Dojo provides the ability for developers to create Java-like classes with the powerful dojo.declare(). It does this by allowing you to easily create namespaced classes that support multiple inheritance (which are basically mixins). Provided in this functionality is the ability to call:

this.inherited(arguments);

… from within any of your methods in a class that extends another and have it call the super class instance of that method in the same way you would call super() in a Java class to call the super class’ method.

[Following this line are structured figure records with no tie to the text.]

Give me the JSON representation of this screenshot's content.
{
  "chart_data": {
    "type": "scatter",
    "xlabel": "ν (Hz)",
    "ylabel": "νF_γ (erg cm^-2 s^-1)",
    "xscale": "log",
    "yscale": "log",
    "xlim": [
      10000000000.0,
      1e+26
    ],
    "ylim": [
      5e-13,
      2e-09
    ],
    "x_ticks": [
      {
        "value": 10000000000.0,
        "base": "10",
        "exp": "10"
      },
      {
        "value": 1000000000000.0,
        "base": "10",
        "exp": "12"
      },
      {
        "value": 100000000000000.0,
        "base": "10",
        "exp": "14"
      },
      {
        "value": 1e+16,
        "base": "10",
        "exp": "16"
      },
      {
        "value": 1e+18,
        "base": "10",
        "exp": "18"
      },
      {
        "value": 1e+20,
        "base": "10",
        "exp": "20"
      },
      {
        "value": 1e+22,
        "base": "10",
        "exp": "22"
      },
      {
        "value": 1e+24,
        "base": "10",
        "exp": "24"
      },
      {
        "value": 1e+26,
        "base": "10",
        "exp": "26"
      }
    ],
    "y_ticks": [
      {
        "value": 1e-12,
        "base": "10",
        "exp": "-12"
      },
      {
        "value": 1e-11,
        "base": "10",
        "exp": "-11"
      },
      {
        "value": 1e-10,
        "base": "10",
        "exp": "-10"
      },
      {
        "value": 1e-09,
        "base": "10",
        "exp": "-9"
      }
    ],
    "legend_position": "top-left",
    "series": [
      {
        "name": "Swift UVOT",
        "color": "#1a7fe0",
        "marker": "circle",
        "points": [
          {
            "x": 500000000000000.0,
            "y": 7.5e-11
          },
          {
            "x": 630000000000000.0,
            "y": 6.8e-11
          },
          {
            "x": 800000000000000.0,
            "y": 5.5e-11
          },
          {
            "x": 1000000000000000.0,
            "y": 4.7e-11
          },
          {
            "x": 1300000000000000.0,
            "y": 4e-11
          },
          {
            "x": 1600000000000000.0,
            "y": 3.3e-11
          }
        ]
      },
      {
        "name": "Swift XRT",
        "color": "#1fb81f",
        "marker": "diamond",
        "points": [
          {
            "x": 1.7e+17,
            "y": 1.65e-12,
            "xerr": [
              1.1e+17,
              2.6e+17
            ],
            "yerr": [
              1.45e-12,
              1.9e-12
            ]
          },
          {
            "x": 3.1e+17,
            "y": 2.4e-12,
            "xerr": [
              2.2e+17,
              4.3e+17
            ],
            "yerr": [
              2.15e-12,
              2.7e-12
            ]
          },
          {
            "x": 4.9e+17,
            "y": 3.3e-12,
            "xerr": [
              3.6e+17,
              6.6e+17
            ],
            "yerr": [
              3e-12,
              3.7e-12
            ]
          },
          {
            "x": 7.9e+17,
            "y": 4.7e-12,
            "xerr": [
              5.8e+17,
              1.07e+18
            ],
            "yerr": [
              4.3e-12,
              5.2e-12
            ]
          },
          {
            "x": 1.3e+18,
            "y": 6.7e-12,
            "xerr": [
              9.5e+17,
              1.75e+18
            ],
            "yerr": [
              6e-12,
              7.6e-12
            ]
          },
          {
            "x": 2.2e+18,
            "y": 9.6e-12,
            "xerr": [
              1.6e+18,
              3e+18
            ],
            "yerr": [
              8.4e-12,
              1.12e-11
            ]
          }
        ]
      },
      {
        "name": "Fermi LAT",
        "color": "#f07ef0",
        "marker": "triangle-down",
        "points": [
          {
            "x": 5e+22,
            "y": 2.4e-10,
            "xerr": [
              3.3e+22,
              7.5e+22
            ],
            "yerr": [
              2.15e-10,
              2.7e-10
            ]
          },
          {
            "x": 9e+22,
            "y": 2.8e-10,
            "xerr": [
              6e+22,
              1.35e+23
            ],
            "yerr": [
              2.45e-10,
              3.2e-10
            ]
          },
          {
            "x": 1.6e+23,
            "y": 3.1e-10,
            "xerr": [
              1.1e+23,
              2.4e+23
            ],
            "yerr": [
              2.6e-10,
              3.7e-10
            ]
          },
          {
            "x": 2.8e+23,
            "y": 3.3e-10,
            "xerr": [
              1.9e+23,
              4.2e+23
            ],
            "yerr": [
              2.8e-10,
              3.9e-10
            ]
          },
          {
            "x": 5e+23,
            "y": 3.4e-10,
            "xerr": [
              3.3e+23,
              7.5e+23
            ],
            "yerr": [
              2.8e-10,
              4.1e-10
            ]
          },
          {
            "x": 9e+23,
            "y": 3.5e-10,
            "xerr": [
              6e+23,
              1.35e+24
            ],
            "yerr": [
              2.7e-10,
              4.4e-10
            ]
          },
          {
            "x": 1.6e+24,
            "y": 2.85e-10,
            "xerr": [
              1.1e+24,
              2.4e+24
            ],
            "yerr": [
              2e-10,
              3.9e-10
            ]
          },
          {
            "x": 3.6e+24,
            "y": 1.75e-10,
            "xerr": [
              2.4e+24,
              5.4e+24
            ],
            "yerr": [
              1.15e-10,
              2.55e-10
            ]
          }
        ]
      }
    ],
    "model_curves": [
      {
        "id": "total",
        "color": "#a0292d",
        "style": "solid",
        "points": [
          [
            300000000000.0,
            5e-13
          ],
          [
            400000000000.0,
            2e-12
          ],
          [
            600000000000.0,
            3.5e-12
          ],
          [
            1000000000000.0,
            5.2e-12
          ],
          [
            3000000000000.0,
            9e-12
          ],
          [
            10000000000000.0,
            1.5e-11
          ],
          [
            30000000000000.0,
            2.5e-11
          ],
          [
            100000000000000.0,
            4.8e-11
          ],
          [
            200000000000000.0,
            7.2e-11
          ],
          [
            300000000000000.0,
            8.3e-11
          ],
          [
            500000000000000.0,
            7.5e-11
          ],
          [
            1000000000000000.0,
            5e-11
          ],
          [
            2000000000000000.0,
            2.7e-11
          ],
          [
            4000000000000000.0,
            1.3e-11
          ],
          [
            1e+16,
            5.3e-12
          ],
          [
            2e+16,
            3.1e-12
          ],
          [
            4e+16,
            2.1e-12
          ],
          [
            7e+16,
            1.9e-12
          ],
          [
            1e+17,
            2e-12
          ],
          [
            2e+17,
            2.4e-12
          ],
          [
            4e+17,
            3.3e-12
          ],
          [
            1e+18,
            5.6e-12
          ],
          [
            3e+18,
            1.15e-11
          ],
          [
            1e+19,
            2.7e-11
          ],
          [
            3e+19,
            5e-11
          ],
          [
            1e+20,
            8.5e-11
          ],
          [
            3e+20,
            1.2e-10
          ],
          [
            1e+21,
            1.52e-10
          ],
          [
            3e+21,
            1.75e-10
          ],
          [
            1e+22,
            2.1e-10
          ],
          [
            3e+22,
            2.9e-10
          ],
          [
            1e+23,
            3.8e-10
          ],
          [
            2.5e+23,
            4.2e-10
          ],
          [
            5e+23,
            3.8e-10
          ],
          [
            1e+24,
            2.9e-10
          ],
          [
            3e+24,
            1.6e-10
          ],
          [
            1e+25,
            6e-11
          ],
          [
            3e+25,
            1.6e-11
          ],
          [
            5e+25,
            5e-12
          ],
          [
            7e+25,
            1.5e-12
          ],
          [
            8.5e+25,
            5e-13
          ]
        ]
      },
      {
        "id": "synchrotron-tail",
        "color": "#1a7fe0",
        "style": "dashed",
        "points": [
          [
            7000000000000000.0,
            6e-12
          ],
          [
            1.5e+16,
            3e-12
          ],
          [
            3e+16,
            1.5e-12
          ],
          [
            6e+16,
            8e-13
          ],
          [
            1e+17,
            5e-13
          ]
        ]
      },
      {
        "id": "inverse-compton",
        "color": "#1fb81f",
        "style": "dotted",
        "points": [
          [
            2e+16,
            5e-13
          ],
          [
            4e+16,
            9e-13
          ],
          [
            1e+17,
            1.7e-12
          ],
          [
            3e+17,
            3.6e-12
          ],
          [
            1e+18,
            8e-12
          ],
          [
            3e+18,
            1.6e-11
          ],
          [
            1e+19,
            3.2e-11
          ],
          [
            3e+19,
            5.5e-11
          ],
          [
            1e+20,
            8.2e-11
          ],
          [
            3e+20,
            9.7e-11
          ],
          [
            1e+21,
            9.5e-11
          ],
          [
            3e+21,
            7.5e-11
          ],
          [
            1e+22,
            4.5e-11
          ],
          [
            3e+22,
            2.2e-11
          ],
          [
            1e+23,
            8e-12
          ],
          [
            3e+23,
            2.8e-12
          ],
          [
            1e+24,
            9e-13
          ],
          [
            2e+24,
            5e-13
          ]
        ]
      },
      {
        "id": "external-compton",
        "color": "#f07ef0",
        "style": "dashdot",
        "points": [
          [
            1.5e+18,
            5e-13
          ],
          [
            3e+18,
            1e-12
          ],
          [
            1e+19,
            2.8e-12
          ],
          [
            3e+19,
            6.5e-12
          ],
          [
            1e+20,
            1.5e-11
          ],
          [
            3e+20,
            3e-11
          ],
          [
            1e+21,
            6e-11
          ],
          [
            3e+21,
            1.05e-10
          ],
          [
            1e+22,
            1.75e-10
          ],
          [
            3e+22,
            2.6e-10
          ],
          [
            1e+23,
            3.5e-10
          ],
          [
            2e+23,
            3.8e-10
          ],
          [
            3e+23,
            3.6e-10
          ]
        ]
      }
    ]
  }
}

This past week I was on a couple of new classes, one super class and another class that extends that super class. I called this.inherited() within my constructor of the class to call the super constructor. I was noticing something strange in Firebug though—my super class’ constructor was getting called twice even though I was only calling it once. I reproduced this in JSFiddle as you can see below:

If you had FireBug (or JavaScript console in WebKit) open you would have seen that the super constructor was getting called twice. After pinging #dojo on irc at irc.freenode.net about the issue, @phiggins reminded me that when you instantiate classes that extend other classes, the constructor method automatically calls the super on its own. So if you call it again, it will be called twice. You can read about the default constructor chaining that dojo.declare gives you on the Reference Guide.

To summarize, only use this.inherited() within non-constructor methods in your classes. I recall running into this issue once before so I thought I blog about it for my own personal reference and for that of others.